The price of evil...

Swallowed lies and swam in your own tears


Dois dias depois.

A viagem havia sido tranquila, porém eu que não estava tão calma assim. Um amigo de Lisa veio me buscar no aeroporto e agora estávamos em frente a uma casa que pressuponho que seja dela.

-Chegamos. –Foi a única coisa que o senhor que se apresentou como Greg disse depois das famosas boas vindas. Saímos do carro e ele me ajudou com as malas, deixando-as em frente à porta da casa.

-Então, é... Obrigada, vai esperar pra falar com a Liss?

-Hum, Liss? –Ele me olhava como se não soubesse do que eu estava falando. – Ah, claro, não, minha jovem, falo com ela outro dia. Divirtam-se. –Sorriu e voltou para o carro.

Toquei a campainha e esperei até que Liss aparecesse, foi inevitável reparar em como ela estava diferente. Seus olhos estavam fundos, inchados e rodeados por olheiras, havia emagrecido, e parecia cansada. Vestia uma camisa do Iron Maiden comprida e meias.

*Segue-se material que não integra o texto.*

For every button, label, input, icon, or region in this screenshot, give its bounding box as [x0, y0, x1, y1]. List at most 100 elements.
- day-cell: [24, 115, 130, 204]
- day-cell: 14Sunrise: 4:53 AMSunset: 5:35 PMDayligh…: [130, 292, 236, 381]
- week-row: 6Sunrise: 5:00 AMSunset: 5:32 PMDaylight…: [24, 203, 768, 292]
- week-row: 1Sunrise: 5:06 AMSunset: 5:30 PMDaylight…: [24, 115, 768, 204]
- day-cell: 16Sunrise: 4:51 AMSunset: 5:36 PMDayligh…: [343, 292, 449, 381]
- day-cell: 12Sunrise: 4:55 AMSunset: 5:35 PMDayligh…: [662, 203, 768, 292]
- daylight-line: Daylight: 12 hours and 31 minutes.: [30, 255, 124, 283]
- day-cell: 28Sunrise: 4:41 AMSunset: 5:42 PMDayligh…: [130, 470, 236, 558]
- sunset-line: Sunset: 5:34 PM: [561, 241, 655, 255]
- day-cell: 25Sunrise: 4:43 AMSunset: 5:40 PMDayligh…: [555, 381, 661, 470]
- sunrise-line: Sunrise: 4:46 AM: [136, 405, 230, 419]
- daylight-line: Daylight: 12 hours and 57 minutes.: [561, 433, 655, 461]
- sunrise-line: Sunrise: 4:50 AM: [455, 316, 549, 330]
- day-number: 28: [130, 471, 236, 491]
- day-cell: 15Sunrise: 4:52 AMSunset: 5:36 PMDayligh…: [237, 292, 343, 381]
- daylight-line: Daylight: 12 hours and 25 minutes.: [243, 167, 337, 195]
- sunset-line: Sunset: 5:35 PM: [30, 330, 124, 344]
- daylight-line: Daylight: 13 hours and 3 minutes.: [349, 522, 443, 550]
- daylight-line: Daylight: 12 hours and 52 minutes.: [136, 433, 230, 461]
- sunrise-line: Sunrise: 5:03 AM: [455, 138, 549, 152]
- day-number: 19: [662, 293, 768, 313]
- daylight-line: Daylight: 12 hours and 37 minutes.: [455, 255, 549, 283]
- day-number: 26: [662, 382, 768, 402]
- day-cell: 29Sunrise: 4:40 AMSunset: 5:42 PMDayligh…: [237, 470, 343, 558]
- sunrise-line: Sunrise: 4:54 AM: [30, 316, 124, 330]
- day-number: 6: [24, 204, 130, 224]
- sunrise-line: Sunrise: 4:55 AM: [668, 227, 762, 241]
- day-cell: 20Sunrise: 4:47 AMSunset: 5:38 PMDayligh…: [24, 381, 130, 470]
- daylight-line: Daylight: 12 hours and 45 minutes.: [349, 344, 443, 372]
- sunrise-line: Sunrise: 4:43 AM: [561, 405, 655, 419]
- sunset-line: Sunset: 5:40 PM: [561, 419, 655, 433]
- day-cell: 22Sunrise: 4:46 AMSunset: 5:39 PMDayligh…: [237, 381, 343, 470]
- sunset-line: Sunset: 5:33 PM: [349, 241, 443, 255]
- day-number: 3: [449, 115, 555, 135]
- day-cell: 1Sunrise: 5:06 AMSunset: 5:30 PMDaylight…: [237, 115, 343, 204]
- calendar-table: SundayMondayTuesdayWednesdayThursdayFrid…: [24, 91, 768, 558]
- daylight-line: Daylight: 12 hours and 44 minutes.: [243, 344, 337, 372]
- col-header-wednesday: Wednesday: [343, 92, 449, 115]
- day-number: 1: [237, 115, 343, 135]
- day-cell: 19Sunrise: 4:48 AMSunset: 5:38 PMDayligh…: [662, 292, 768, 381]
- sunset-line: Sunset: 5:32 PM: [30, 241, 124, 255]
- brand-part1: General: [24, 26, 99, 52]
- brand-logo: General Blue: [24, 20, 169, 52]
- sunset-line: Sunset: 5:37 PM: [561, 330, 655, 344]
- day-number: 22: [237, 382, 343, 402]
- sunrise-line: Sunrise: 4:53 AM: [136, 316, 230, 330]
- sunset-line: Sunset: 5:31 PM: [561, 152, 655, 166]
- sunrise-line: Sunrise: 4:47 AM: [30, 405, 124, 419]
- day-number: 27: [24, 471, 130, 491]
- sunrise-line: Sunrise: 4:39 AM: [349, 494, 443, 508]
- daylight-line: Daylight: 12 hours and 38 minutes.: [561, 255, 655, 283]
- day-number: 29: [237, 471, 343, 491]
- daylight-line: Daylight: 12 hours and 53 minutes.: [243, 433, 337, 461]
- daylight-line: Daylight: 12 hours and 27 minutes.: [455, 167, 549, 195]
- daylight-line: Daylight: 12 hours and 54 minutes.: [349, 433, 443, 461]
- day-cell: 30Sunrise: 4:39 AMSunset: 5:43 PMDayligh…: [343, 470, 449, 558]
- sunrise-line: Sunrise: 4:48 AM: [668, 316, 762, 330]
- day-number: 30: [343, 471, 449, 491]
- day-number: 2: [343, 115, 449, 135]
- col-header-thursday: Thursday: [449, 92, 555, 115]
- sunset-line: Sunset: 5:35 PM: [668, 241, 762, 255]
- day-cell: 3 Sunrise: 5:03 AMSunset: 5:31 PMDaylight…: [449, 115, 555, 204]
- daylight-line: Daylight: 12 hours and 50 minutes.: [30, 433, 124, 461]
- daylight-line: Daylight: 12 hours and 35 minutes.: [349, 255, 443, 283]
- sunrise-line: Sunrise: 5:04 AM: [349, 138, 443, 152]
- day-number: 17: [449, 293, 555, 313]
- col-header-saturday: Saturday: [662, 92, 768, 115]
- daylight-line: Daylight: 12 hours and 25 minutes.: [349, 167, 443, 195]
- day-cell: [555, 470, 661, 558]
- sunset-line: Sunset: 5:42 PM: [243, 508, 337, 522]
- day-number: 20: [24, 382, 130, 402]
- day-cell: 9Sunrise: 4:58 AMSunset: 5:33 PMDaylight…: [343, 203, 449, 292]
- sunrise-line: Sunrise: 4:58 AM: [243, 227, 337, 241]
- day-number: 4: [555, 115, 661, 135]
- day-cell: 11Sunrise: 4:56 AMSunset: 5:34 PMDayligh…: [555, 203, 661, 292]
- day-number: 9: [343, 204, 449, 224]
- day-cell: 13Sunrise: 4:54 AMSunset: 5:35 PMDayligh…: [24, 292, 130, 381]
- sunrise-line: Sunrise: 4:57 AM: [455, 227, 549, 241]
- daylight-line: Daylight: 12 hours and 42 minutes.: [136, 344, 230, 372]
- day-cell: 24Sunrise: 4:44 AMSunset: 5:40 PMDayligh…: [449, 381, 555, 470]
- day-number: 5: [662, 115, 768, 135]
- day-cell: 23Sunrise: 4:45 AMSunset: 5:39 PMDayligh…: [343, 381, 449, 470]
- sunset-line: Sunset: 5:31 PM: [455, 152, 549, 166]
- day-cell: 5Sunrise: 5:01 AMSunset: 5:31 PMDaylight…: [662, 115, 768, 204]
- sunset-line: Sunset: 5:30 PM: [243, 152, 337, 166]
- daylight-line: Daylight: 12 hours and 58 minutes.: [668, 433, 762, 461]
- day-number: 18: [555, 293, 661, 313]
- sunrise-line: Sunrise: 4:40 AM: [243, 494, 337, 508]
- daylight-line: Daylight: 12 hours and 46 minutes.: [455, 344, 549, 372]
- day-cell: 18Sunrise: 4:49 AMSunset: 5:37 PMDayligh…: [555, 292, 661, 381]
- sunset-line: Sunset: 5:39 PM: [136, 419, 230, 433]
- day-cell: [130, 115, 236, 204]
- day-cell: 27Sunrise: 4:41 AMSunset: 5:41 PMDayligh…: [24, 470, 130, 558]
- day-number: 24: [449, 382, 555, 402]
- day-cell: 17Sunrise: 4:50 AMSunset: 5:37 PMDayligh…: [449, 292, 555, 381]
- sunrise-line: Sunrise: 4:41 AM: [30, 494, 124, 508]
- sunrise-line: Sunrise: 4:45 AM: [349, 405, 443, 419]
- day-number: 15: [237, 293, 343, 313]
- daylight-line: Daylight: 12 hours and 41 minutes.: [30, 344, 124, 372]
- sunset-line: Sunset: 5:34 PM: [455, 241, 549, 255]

-Oh minha nossa, agora eu entendi por que você queria que eu viesse aqui urgentemente! –Disse ao abraçá-la. –Senti sua falta.

-Eu também. –Sorriu cansada, estava mais pálida que o normal.

-Isso são folhas secas no seu coro cabeludo?

-Muito engraçada. –Sorriu sarcástica. - Vamos entrar.

Liss me ajudou a arrastar as malas para dentro. A casa estava bem bagunçada, alguns livros e fotos jogados pelo sofá e tapete, os móveis eram antigos, mas refinados.

-Quando eu soube que você meio que fugiu com os meninos, achava que não tinha nem sequer um teto, confesso que estou surpresa.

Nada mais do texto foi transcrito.